Why Computing Costs Exceed Labor Costs

AI system operation relies on large GPU clusters. Taking current mainstream training workflows as an example, a single training run for a 100-billion-parameter model requires thousands of high-performance GPUs running continuously for weeks. Electricity costs, data center cooling, and hardware depreciation constitute the main expenses. Catanzaro's statement refers to the cumulative consumption during daily inference and iteration phases, rather than a single experiment.

Employee salaries are fixed costs, while computing demand scales linearly with model size and user volume. As of May 2026 data, the daily electricity cost plus depreciation of a single GPU card is already close to the monthly salary of engineers in some regions. After large-scale deployment, the total gap widens further.

Technical Cost Breakdown

Computing expenses can be broken down into three parts: hardware procurement, electricity and cooling, and software scheduling efficiency. Hardware iterates every 18 months, and declining utilization of older cards leads to hidden waste.
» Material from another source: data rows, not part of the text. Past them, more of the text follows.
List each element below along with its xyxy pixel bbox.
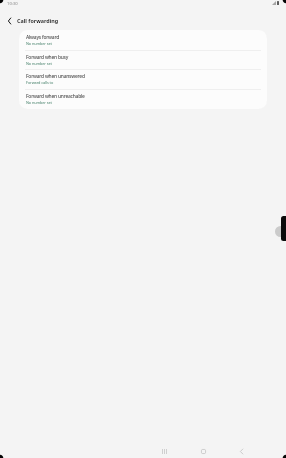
- staticText: No number set: [26, 41, 52, 46]
- button[interactable]: Forward when unanswered: [19, 69, 267, 89]
- staticText: Always forward: [26, 34, 59, 41]
- button[interactable]: Back: [232, 442, 250, 458]
- button[interactable]: Home: [194, 442, 212, 458]
- button[interactable]: Forward when busy: [19, 50, 267, 70]
- staticText: Forward when busy: [26, 54, 69, 61]
- button[interactable]: Edge panel handle: [281, 216, 286, 241]
- staticText: 10:30: [7, 1, 18, 7]
- button[interactable]: Navigate up: [2, 12, 17, 30]
- button[interactable]: Always forward: [19, 30, 267, 50]
- button[interactable]: Forward when unreachable: [19, 89, 267, 109]
- staticText: Forward when unreachable: [26, 93, 85, 100]
- staticText: No number set: [26, 61, 52, 66]
- staticText: Call forwarding: [17, 17, 59, 24]
- staticText: Forward when unanswered: [26, 73, 85, 80]
- staticText: No number set: [26, 100, 52, 105]
- button[interactable]: Recent apps: [155, 442, 173, 458]
- staticText: Forward calls to: [26, 80, 54, 85]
Electricity costs are influenced by data center location; while liquid cooling solutions can reduce PUE, the upfront modification costs are high. If scheduling algorithms fail to fully utilize GPUs, idle rates directly amplify the cost per task.

  • Hardware depreciation: Mainstream training cards have a lifespan of about 3 years
  • Electricity share: Some clusters already account for over 40% of total cost
  • Utilization rate: Unoptimized clusters commonly see idle rates above 30%

Impact on the Industry

Changes in cost structure are forcing companies to reassess AI project priorities. Startups are more inclined to call external APIs rather than build their own clusters to avoid fixed asset investments. Large tech companies are accelerating in-house chip and liquid cooling technology R&D, aiming to reduce per-token inference cost by an order of magnitude.

In 2026, some cloud service providers have adjusted their pricing strategies, charging higher fees for GPU instances with long-term occupancy. This move directly reflects the scarcity of underlying computing power.

Future Optimization Paths

Major directions for reducing computing costs include model compression, sparse computing, and new architectures. Model distillation can reduce parameter count within a controllable loss of accuracy. Sparse attention mechanisms only activate necessary computational units. New chips are optimized for specific operators, achieving higher theoretical peak utilization than general-purpose GPUs.